Les nombreux contacts qu’entretiennent les Egyptiens avec les Grecs lui font traverser la Méditerranée. Son usage se répand tant dans les cercles aristocratiques de l’Empire Byzantin qu’en 1056 quand Théodora Doukas, fille de l’Empereur, est mariée au Doge de Venise, Domenico Selvo, et elle est écœurée de voir les Italiens manger avec leurs doigts ! Refusant cette pratique qu’elle juge digne des barbares elle impose l’utilisation de la fourchette à Venise, ce qui provoque un grand scandale. L’Eglise est vent debout contre cet instrument similaire à la fourche du diable qui nie l’action de porter les aliments à la bouche de sa main, tel le Christ. Et de là à voir dans la mort prématurée par la peste de la princesse un châtiment divin bien mérité il n’y a qu’un petit pas que le cardinal-évêque Pierre Damien n’a pas de scrupule à franchir. Malheur à ceux qui adopteront cet instrument diabolique !
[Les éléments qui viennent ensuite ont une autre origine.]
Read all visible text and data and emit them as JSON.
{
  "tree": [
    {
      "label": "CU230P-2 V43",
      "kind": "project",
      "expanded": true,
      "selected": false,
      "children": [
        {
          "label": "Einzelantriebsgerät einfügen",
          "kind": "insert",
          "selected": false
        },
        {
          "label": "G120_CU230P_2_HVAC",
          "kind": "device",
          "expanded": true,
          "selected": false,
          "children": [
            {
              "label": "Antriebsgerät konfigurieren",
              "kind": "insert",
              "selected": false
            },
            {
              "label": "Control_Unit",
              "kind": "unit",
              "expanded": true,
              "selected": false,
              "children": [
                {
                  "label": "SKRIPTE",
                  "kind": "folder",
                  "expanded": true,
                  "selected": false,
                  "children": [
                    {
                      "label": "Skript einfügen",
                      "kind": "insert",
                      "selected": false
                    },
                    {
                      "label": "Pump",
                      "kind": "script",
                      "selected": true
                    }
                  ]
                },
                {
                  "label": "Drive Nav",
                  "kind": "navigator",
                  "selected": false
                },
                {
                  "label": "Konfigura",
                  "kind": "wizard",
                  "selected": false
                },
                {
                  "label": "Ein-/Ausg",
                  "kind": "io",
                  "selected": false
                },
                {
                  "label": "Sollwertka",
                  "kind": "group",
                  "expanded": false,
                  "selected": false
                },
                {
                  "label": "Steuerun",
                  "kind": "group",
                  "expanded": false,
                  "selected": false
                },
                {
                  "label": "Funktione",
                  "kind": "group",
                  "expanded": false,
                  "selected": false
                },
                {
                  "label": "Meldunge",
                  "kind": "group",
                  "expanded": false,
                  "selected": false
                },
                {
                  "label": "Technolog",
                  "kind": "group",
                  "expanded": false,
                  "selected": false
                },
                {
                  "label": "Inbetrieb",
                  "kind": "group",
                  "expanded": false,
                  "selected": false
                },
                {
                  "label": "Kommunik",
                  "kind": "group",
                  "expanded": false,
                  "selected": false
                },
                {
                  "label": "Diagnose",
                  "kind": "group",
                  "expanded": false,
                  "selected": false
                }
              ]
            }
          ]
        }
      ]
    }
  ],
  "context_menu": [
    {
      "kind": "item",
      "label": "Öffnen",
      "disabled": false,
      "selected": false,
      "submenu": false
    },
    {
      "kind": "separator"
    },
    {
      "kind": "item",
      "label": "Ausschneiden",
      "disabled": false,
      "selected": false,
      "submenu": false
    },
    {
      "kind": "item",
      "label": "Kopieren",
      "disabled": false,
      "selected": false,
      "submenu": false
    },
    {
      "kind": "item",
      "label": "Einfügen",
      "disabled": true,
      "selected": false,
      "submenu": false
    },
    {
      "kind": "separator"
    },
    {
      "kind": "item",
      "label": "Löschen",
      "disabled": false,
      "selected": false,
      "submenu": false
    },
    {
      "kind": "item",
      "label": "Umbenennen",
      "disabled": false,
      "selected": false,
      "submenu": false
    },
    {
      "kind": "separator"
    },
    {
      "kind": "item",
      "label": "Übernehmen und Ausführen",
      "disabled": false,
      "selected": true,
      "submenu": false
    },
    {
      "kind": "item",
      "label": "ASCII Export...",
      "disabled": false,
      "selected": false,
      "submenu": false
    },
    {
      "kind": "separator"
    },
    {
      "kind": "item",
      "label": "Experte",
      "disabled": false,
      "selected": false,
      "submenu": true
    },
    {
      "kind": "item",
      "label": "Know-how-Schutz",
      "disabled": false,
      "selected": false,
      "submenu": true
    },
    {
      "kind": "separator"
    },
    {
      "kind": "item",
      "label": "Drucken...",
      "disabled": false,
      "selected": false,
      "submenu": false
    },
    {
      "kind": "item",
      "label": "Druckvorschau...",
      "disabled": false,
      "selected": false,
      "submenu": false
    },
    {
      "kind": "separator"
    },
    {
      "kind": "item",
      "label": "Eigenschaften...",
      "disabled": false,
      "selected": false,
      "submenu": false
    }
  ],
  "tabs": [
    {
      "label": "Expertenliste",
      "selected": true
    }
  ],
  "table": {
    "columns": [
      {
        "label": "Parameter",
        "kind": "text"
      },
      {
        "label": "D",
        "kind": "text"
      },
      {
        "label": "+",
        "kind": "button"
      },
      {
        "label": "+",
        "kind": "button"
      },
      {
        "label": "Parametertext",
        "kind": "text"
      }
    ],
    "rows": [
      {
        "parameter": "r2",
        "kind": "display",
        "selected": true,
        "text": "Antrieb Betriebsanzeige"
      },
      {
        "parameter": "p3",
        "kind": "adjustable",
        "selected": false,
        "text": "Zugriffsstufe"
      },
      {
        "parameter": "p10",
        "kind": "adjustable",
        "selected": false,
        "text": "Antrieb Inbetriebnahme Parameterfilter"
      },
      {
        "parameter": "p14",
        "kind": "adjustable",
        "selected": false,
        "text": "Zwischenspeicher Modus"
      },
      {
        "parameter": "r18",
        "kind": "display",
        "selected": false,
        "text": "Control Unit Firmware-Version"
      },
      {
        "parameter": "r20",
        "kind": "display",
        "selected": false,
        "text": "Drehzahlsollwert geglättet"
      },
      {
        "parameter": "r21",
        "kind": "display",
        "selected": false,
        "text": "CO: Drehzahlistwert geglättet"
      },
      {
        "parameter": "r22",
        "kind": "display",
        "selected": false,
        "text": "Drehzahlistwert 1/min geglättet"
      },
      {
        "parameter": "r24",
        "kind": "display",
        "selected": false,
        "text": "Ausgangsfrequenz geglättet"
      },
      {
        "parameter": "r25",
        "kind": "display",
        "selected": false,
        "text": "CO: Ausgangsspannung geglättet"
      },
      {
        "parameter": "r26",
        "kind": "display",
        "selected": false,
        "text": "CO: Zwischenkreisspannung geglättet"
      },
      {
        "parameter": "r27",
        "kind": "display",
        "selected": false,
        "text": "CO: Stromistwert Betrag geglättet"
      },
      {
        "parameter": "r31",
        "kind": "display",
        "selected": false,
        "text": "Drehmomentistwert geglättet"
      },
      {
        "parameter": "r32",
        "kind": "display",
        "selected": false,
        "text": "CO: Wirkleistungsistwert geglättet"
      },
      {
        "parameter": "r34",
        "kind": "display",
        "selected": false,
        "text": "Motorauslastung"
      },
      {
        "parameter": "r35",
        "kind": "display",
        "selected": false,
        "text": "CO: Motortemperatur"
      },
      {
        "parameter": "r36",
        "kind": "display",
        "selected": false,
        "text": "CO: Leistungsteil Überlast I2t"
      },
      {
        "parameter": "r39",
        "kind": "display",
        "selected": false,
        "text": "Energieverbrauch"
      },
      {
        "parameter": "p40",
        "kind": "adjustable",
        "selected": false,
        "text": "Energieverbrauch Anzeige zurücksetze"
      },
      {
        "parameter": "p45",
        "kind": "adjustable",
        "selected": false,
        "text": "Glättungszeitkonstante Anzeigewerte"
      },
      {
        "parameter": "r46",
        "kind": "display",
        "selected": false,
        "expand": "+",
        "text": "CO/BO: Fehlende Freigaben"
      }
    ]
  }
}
Il se trouve cependant plusieurs familles pour en apprécier l’utilité : on s’en sert pour entortiller les pâtes et les porter à sa bouche. L’usage se répand peu à peu en Italie du nord, les Médicis l’adoptent notamment à Florence et Catherine de Médicis l’introduit ensuite en France lors de son mariage en 1533 avec le fils du roi François 1er, le futur Henri II. Mais comme il faut sûrement ménager les scrupules religieux d’un cousin ou d’une tante pieuse, la fourchette est placée dents à même la nappe, partie bombée vers le haut, pour contenir l’esprit du mal. Ainsi, les armoiries des propriétaires sont frappées sur sa face extérieure.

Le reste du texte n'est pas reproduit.